1. A high-temperature resistant EPDM rubber sealing ring, characterized in that, The composition includes the following components in parts by weight: 100 parts EPDM rubber, 60-80 parts modified molybdenum disulfide, 30-50 parts paraffin oil, 4-8 parts activator, 1-3 parts antioxidant, 0.5-1.5 parts vulcanizing agent, 2-3 parts accelerator, and 3-8 parts 2-ethylhexanoic anhydride. The modified molybdenum disulfide is molybdenum disulfide modified with phenoxyacetic anhydride, and the mass ratio of phenoxyacetic anhydride to molybdenum disulfide is 4~12:

100.

2. The high-temperature resistant EPDM rubber sealing ring according to claim 1, characterized in that, The method for preparing the modified molybdenum disulfide includes the following steps: mixing phenoxyacetic anhydride-ethyl acetate solution with molybdenum disulfide, grinding, and drying to obtain modified molybdenum disulfide.

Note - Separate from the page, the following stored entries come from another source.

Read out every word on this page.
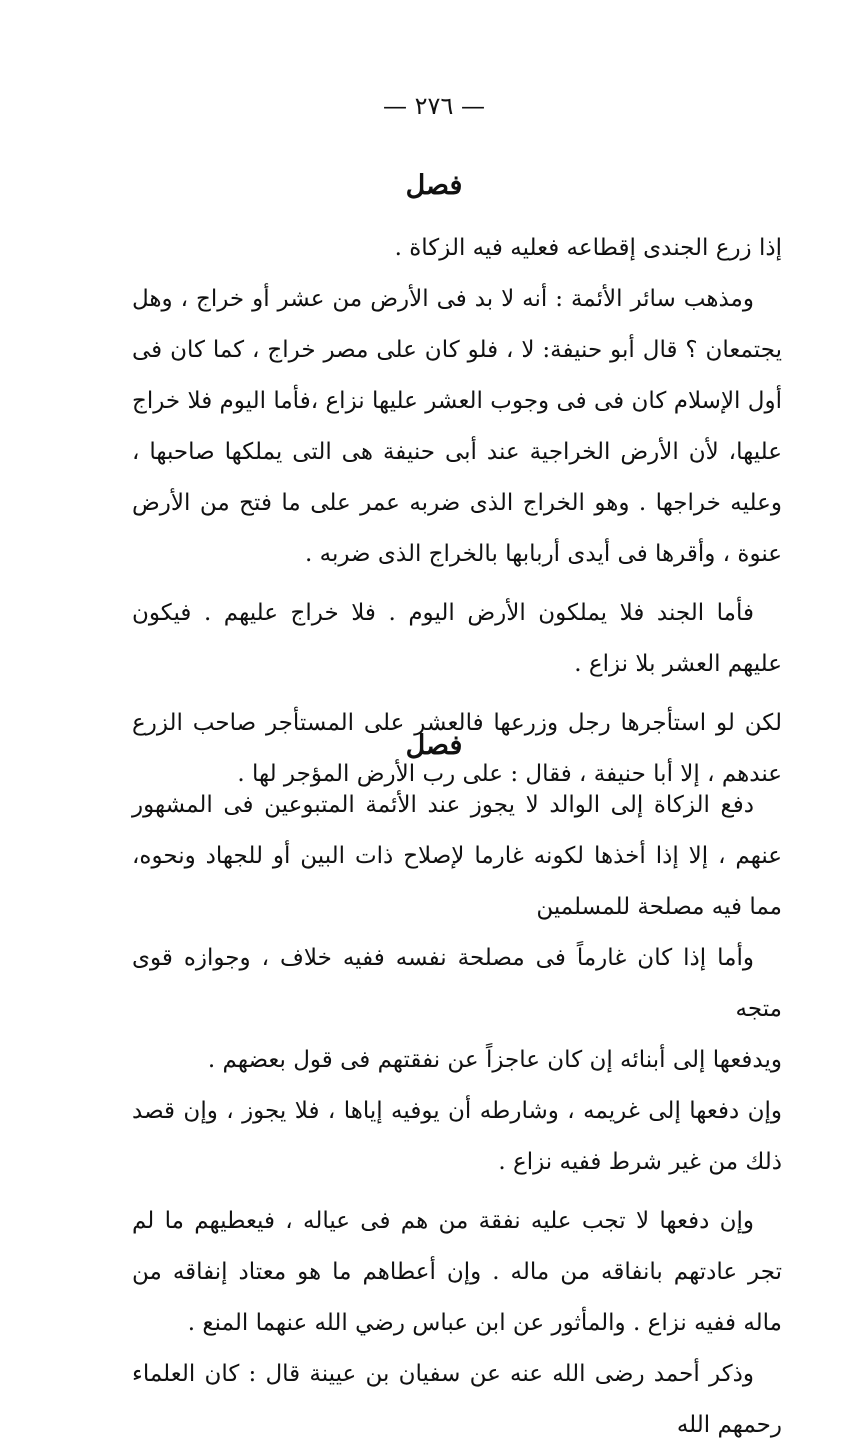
— ٢٧٦ —
فصل

إذا زرع الجندى إقطاعه فعليه فيه الزكاة .

ومذهب سائر الأئمة : أنه لا بد فى الأرض من عشر أو خراج ، وهل يجتمعان ؟ قال أبو حنيفة: لا ، فلو كان على مصر خراج ، كما كان فى أول الإسلام كان فى فى وجوب العشر عليها نزاع ،فأما اليوم فلا خراج عليها، لأن الأرض الخراجية عند أبى حنيفة هى التى يملكها صاحبها ، وعليه خراجها . وهو الخراج الذى ضربه عمر على ما فتح من الأرض عنوة ، وأقرها فى أيدى أربابها بالخراج الذى ضربه .

فأما الجند فلا يملكون الأرض اليوم . فلا خراج عليهم . فيكون عليهم العشر بلا نزاع .

لكن لو استأجرها رجل وزرعها فالعشر على المستأجر صاحب الزرع عندهم ، إلا أبا حنيفة ، فقال : على رب الأرض المؤجر لها .

فصل

دفع الزكاة إلى الوالد لا يجوز عند الأئمة المتبوعين فى المشهور عنهم ، إلا إذا أخذها لكونه غارما لإصلاح ذات البين أو للجهاد ونحوه، مما فيه مصلحة للمسلمين

وأما إذا كان غارماً فى مصلحة نفسه ففيه خلاف ، وجوازه قوى متجه

ويدفعها إلى أبنائه إن كان عاجزاً عن نفقتهم فى قول بعضهم .

وإن دفعها إلى غريمه ، وشارطه أن يوفيه إياها ، فلا يجوز ، وإن قصد ذلك من غير شرط ففيه نزاع .

وإن دفعها لا تجب عليه نفقة من هم فى عياله ، فيعطيهم ما لم تجر عادتهم بانفاقه من ماله . وإن أعطاهم ما هو معتاد إنفاقه من ماله ففيه نزاع . والمأثور عن ابن عباس رضي الله عنهما المنع .

وذكر أحمد رضى الله عنه عن سفيان بن عيينة قال : كان العلماء رحمهم الله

3. The high-temperature resistant EPDM rubber sealing ring according to claim 2, characterized in that, The mass-to-volume ratio of phenoxyacetic anhydride to ethyl acetate in the phenoxyacetic anhydride-ethyl acetate solution is 1~3g:10mL.

4. The high-temperature resistant EPDM rubber sealing ring according to claim 1, characterized in that, The mass ratio of the modified molybdenum disulfide to 2-ethylhexanoic anhydride is 16:

1.

5. The high-temperature resistant EPDM rubber sealing ring according to claim 1, characterized in that, The activator includes one or more of zinc oxide, stearic acid, and stearate; The antioxidant includes one or more of antioxidants TMPPD, antioxidant MB, and antioxidant H; The vulcanizing agent includes one or more of sulfur and peroxide; The accelerator includes one or more of accelerator M, accelerator TAIC, and accelerator TAC.

6. A method for preparing a high-temperature resistant EPDM rubber sealing ring according to any one of claims 1 to 5, characterized in that, Includes the following steps: After the components are mixed evenly, they are vulcanized to obtain a high-temperature resistant EPDM rubber sealing ring.

7. The method for preparing a high-temperature resistant EPDM rubber sealing ring according to claim 6, characterized in that, The mixing temperature is 50~70℃, and the mixing time is 15~30min; The vulcanization temperature is 150~170℃, the vulcanization pressure is 10~15MPa, and the vulcanization time is 10~30min.